Judul | Bumi Kian Panas, Petani Tertekan Fisik dan Mental |
Tanggal | 15 Juni 2023 |
Surat Kabar | Kompas |
Halaman | - |
Kata Kunci | Adaptasi panas |
AKD |
- Komisi VII |
Isi Artikel | Pemanasan global telah mengancam kesehatan petani, tetapi hal ini luput dari perhatian. Oleh
AHMAD ARIF
JAKARTA, KOMPAS — Suhu yang memanas dan mencapai rekor terpanas dalam setahun terakhir menjadi tantangan besar bagi petani di sejumlah sentra produksi padi di Pulau Jawa. Selain lebih banyak beristirahat karena gampang lelah, panas yang menyengat juga meningkatkan risiko kesehatan di kalangan petani.

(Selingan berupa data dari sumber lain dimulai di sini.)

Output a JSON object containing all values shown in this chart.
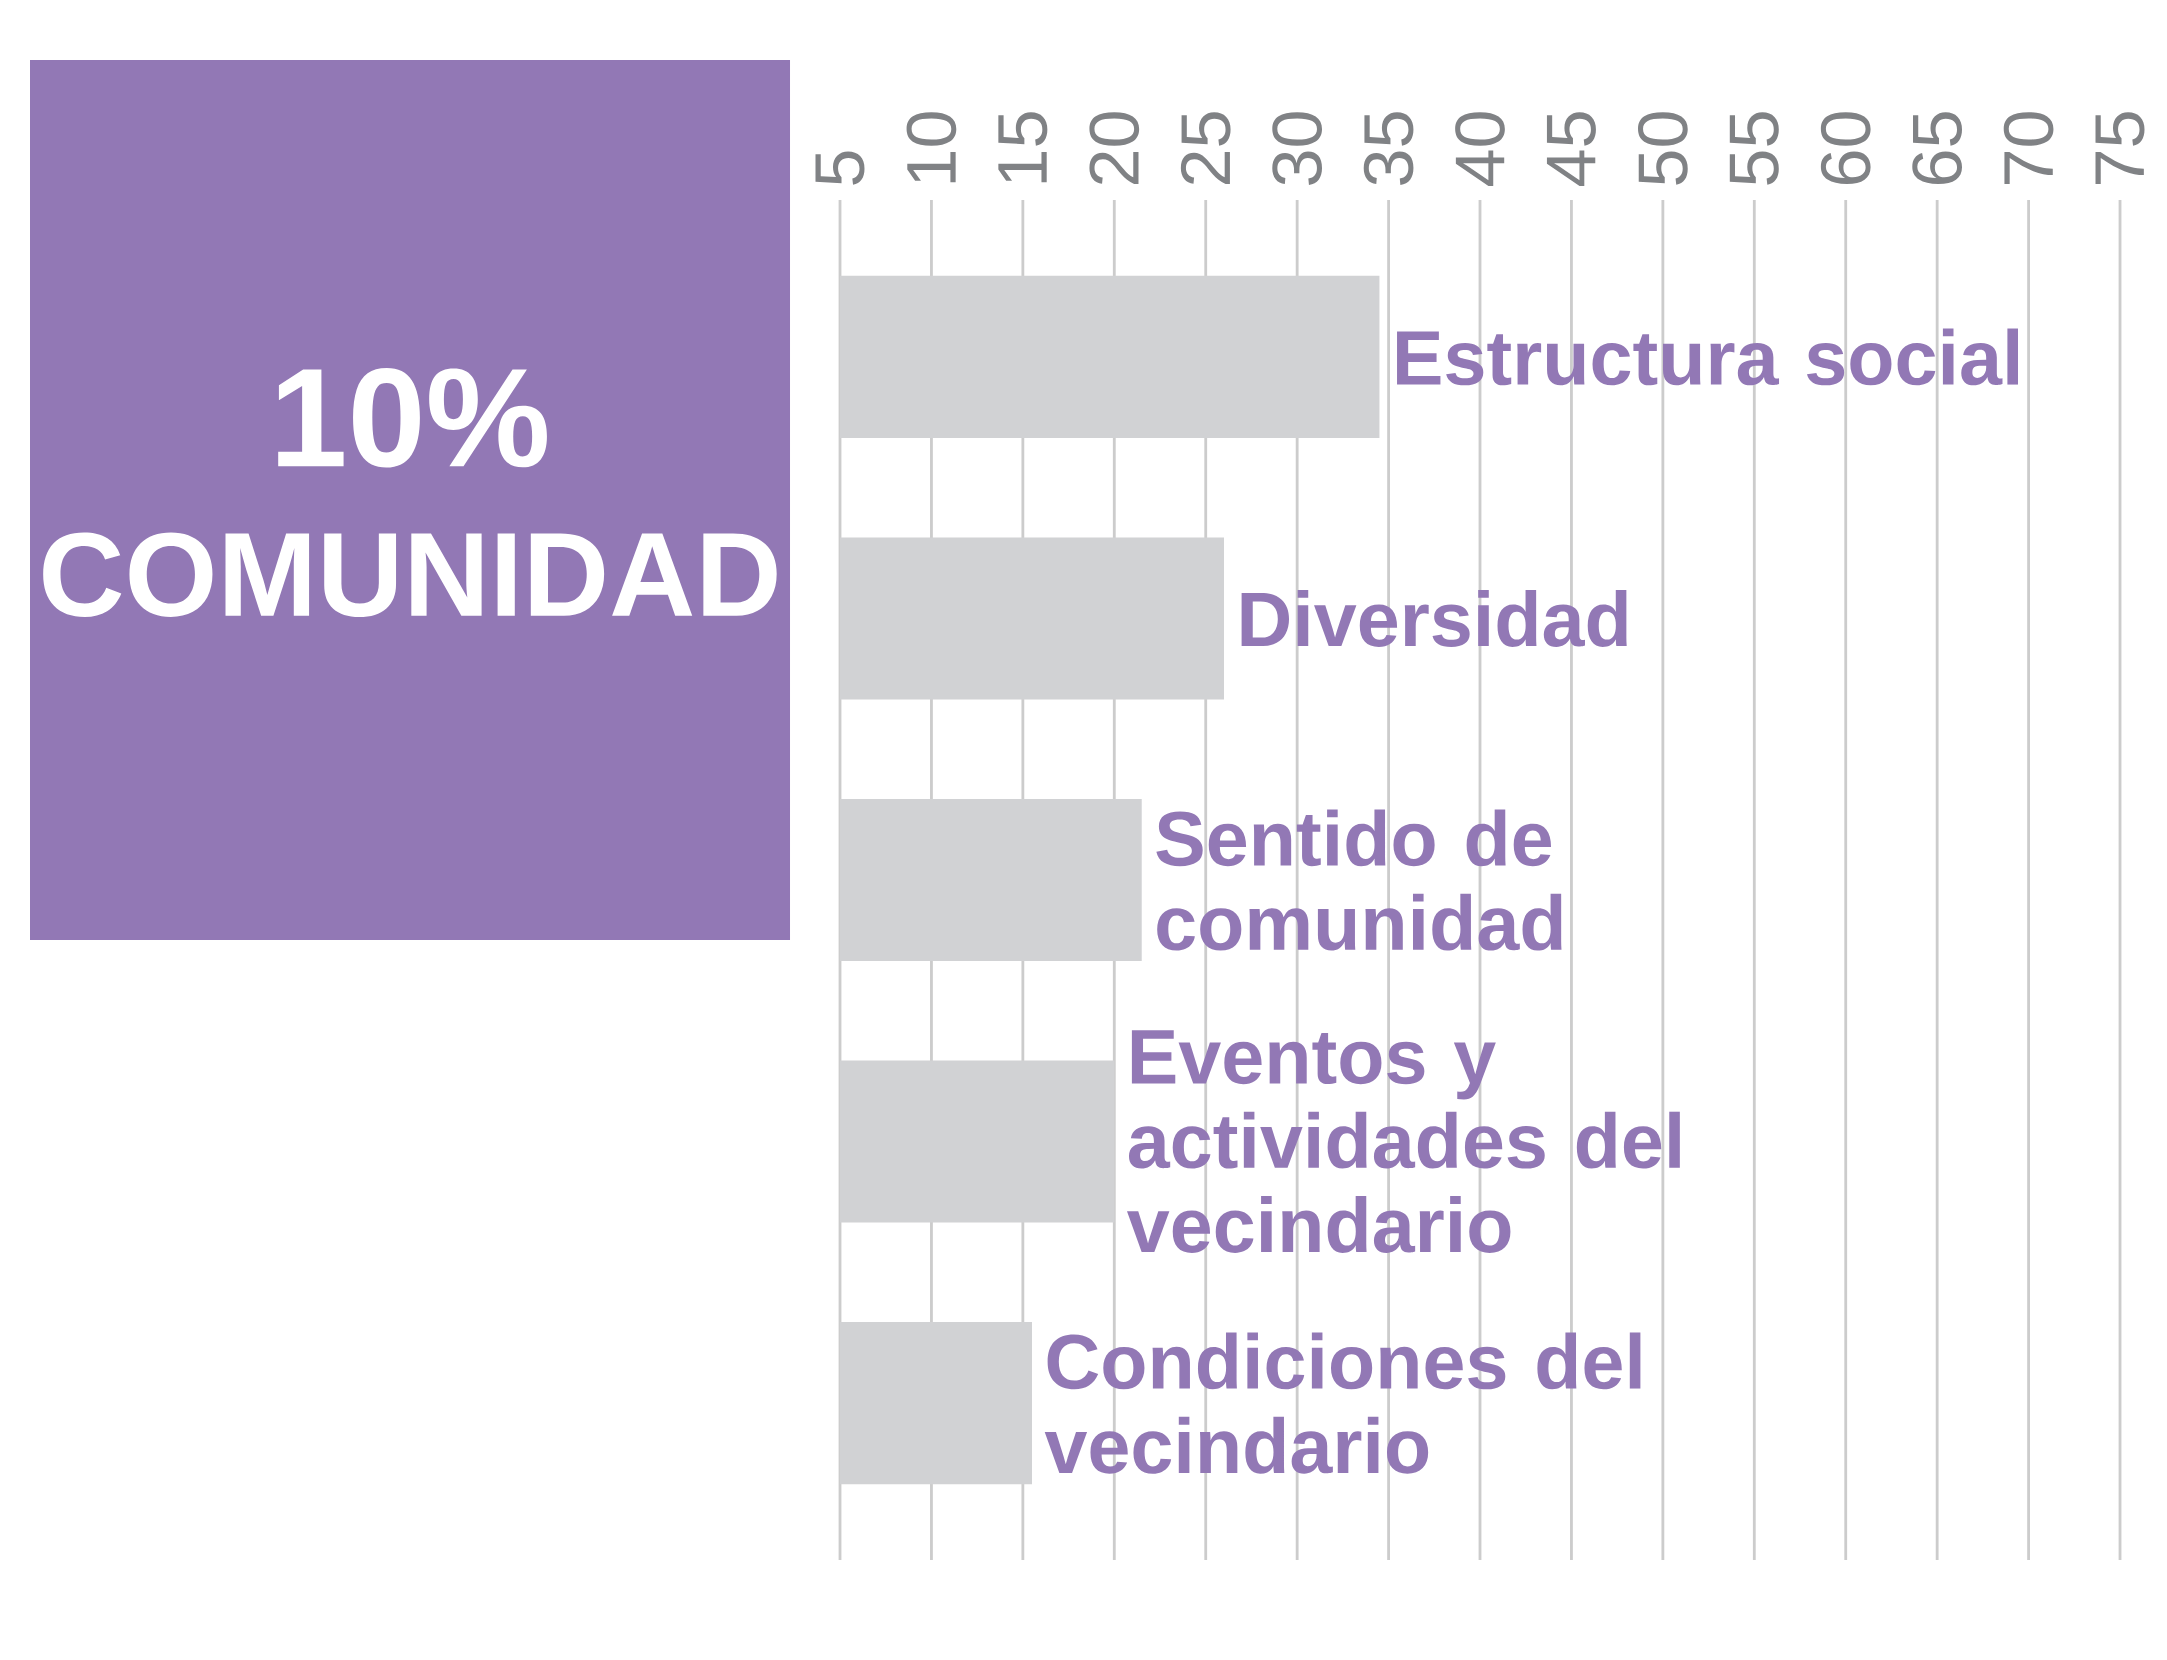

Para petani yang ditemui di sejumlah sentra produksi padi di Subang dan Indramayu, Jawa Barat, hingga Tegal dan Klaten, Jawa Tengah, pada 12-15 Juni 2024, mengeluhkan suhu yang terasa semakin panas dalam beberapa tahun terakhir. ”Tahun-tahun ini memang terasa sekali panasnya. Terutama tahun 2023, itu terasa sekali panasnya,” kata Tarsono (38), petani padi dari Desa Nunuk, Kecamatan Lelea, Kabupaten Indramayu. Tarsono, yang aktif di Perkumpulan Petani Tanggap Perubahan Iklim (PPTPI) Indramayu ini, mengatakan, selain cuaca yang tidak menentu sehingga sering menyebabkan gagal tanam dan gagal panen, suhu panas menjadi ancaman bagi petani. Sekalipun demikian, tekanan panas ini jarang menjadi perhatian. Baca juga: Bumi Bukan Lagi Memanas, tetapi Mulai Mendidih ”Padahal, petani sekarang benar-benar terganggu dengan suhu yang semakin panas ini karena pekerjaan kami memang di luar rumah,” katanya. Untuk menyiasati suhu panas ini, menurut Tarsono, para petani di Indramayu saat ini mengubah jam kerja. Mereka datang ke sawah lebih dini, biasanya sekitar pukul 06.00, dan pulang ke rumah maksimal pukul 11.00. Para petani biasa kembali ke sawah setelah pukul 15.00. Selain itu, para petani juga butuh lebih banyak istirahat. ”Kalau dulu kerja setengah hari istirahat sekali, sekarang bisa dua sampai tiga kali,” lanjutnya. KOMPAS/WILIBRORDUS MEGANDIKA WICAKSONO Sawah di Desa Wlahar Wetan, Kecamatan Kalibagor, Banyumas, Jawa Tengah, mengalami kekeringan karena tidak mendapat hujan dan air dari embung di dekatnya surut, 5 Juli 2019. Sekitar 6 hektar sawah di sana terancam gagal panen. Akibat paparan panas ini, ujar Tarsono, produktivitas kerja juga menurun. ”Dulu biasanya panen padi satu bahu (sekitar 7.000 meter persegi) bisa selesai beberapa jam. Sekarang sampai seharian belum selesai,” ucapnya. Tak hanya di siang hari, suhu panas juga terjadi di malam hari dan menyebabkan waktu istirahat terganggu. ”Beberapa tahun terakhir ini, semakin banyak orang di sini yang terpaksa pasang AC karena tidak tahan lagi dengan panas. Pakai kipas angin saja tidak cukup. Akibatnya, biaya listrik juga tambah,” katanya.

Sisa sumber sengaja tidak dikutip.